Then i changed as follows (make NULL to 0)

Before Change : memset(key, NULL, KEY_BYTES);
After Change : memset(key, 0, KEY_BYTES);

The warning is removed.

i am using linux & gcc compiler,C.

Is it correct action

+1  A: 

Yes, they have the same effect. The compiler must be treating NULL as a special NULL pointer (whereas some more primitive compilers simply #define NULL 0), and the second parameter of memset is of type int, so by changing it to 0 you are using the null value but satisfying the int requirement.

Ricket
`#define NULL 0` isn't "more primitive". It's C++ standard to do so, `(void)0` isn't even allowed in C++. In C, `(void)0` is more used/more std conforming.
sbi
@sbi You're missing an asterisk: (void*)0
Charlie Somerville
@Charlie: Of course.

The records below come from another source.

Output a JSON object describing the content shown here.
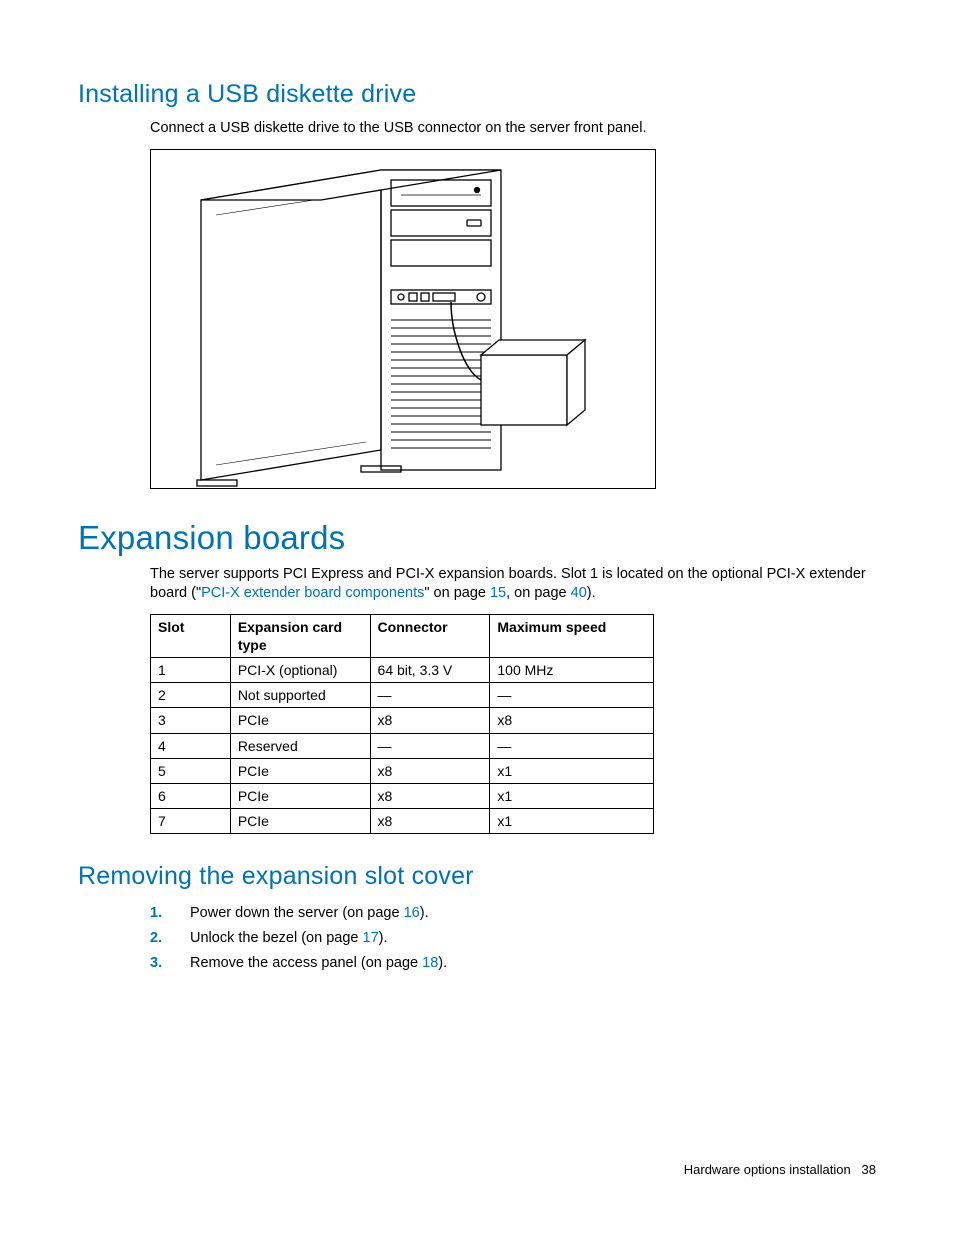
{
  "section1": {
    "heading": "Installing a USB diskette drive",
    "para": "Connect a USB diskette drive to the USB connector on the server front panel."
  },
  "section2": {
    "heading": "Expansion boards",
    "para_pre": "The server supports PCI Express and PCI-X expansion boards. Slot 1 is located on the optional PCI-X extender board (\"",
    "link1": "PCI-X extender board components",
    "para_mid1": "\" on page ",
    "link2": "15",
    "para_mid2": ", on page ",
    "link3": "40",
    "para_post": ").",
    "table": {
      "headers": [
        "Slot",
        "Expansion card type",
        "Connector",
        "Maximum speed"
      ],
      "rows": [
        [
          "1",
          "PCI-X (optional)",
          "64 bit, 3.3 V",
          "100 MHz"
        ],
        [
          "2",
          "Not supported",
          "—",
          "—"
        ],
        [
          "3",
          "PCIe",
          "x8",
          "x8"
        ],
        [
          "4",
          "Reserved",
          "—",
          "—"
        ],
        [
          "5",
          "PCIe",
          "x8",
          "x1"
        ],
        [
          "6",
          "PCIe",
          "x8",
          "x1"
        ],
        [
          "7",
          "PCIe",
          "x8",
          "x1"
        ]
      ]
    }
  },
  "section3": {
    "heading": "Removing the expansion slot cover",
    "steps": [
      {
        "pre": "Power down the server (on page ",
        "link": "16",
        "post": ")."
      },
      {
        "pre": "Unlock the bezel (on page ",
        "link": "17",
        "post": ")."
      },
      {
        "pre": "Remove the access panel (on page ",
        "link": "18",
        "post": ")."
      }
    ]
  },
  "footer": {
    "text": "Hardware options installation",
    "page": "38"
  }
}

Sorry for that silly error. Otherwise I think I'm right, though.
sbi
+3  A: 

Possibly NULL is defined as ((void*)0). Both versions work correctly, but the second looks better - memset requires a number and not a pointer.

Alex Farber
+10  A: 

Depending on implementation, the C standard library sometimes defines NULL as a zero integer (which would avoid the warning you saw) but sometimes defines NULL as zero cast into a void pointer. The latter implementation causes the warning you saw.

To answer your specific question, you should not be using NULL in this case. Regardless of the implementation, NULL is intended to be used as a null pointer, not a synonym for integer zero. If you want to use memset to fill a block of memory with zeroes, then pass zero as the second argument, not NULL.

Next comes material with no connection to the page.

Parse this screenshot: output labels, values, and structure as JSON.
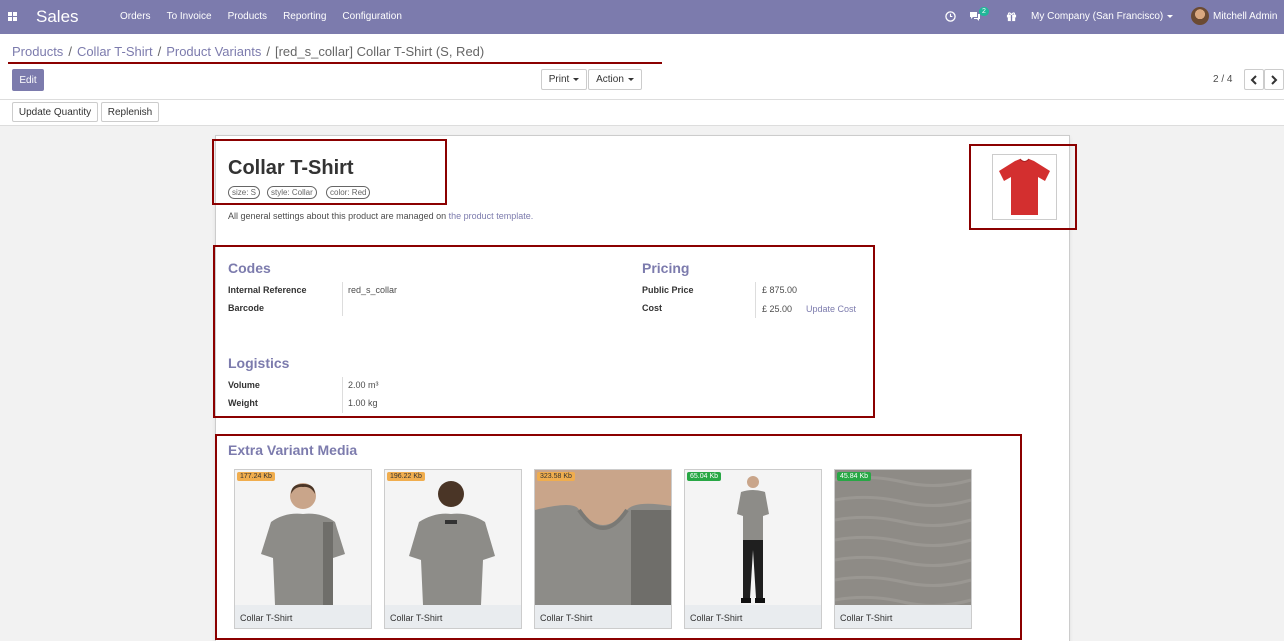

Quoting from http://en.wikipedia.org/wiki/Stdlib.h:

NULL

The stdlib.h and stddef.h header files define the macro NULL, which yields a null pointer constant, and represents a pointer value that is guaranteed not to point to a valid address in memory.

Variants

NULL may be defined as a constant expression equal to int zero, long int zero, or zero cast to a void * pointer:

#define NULL 0
#define NULL 0L
#define NULL ((void *) 0)

Although the null pointer constant is always represented in C by the symbolic constant 0 or by 0 cast to a void pointer, the actual bit representation of such a pointer is system-specific and may contain one-bits.

Justin Grant
+2  A: 

The second parameter to memset is of type int. NULL is the null pointer constant in C. According to the standard:

An integer constant expression with the value 0, or such an expression cast to type void *, is called a null pointer constant.

So, NULL may be defined as (void *)0 or equivalent. In such a case, your memset call is wrong because you are converting a pointer to an integer.

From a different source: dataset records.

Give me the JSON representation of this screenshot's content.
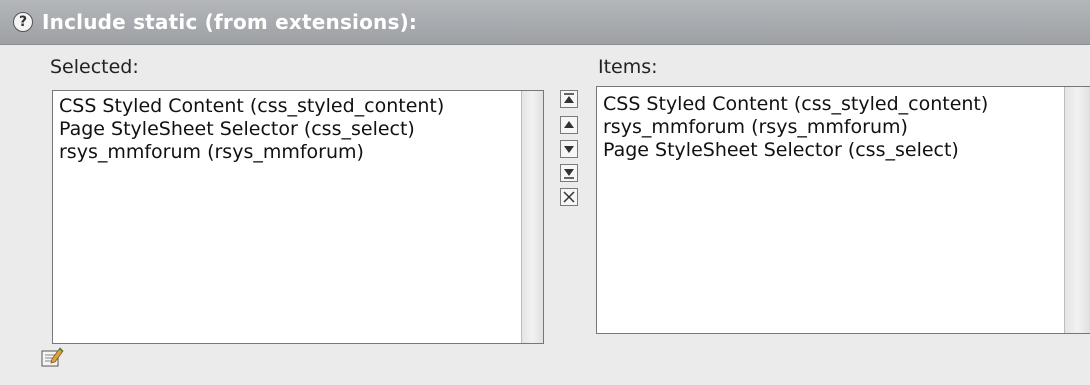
{
  "header": {
    "help_icon": "?",
    "title": "Include static (from extensions):"
  },
  "selected": {
    "label": "Selected:",
    "items": [
      "CSS Styled Content (css_styled_content)",
      "Page StyleSheet Selector (css_select)",
      "rsys_mmforum (rsys_mmforum)"
    ]
  },
  "available": {
    "label": "Items:",
    "items": [
      "CSS Styled Content (css_styled_content)",
      "rsys_mmforum (rsys_mmforum)",
      "Page StyleSheet Selector (css_select)"
    ]
  },
  "controls": [
    "move-to-top-icon",
    "move-up-icon",
    "move-down-icon",
    "move-to-bottom-icon",
    "remove-icon"
  ],
  "edit_icon": "edit-template-icon"
}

The other way is okay: if you use 0 where a null pointer is expected, the compiler will do the conversion for you. So, given a type T, the following sets both p and q to the null pointer:

T *p = NULL;
T *q = 0;

Further, given a pointer p, the following are equivalent:

if (p) ...
if (p != NULL) ...
if (p != 0) ...

This is because 0 is special: in pointer contexts, it is automatically converted to the null pointer constant. A pointer on the other hand, is never converted to an integer implicitly. Any integer other than 0 is also never converted to a pointer implicitly.

Finally, in the code below, even though i has the value 0, it is not a null pointer constant in the assignment to p:

int i = 0;
int *p = i;

The above will trigger a warning when compiled in conformant mode.

(The above is a bit of a digression, but I hope it is not completely off-topic.)

Alok
A: 

memset accepts second argument as a character not any pointer.In your first call,you pass the NULL which is a pointer points to nothing in C.That's why,it gave error.In the second call,you 're assigning 0 bytes to the memory given.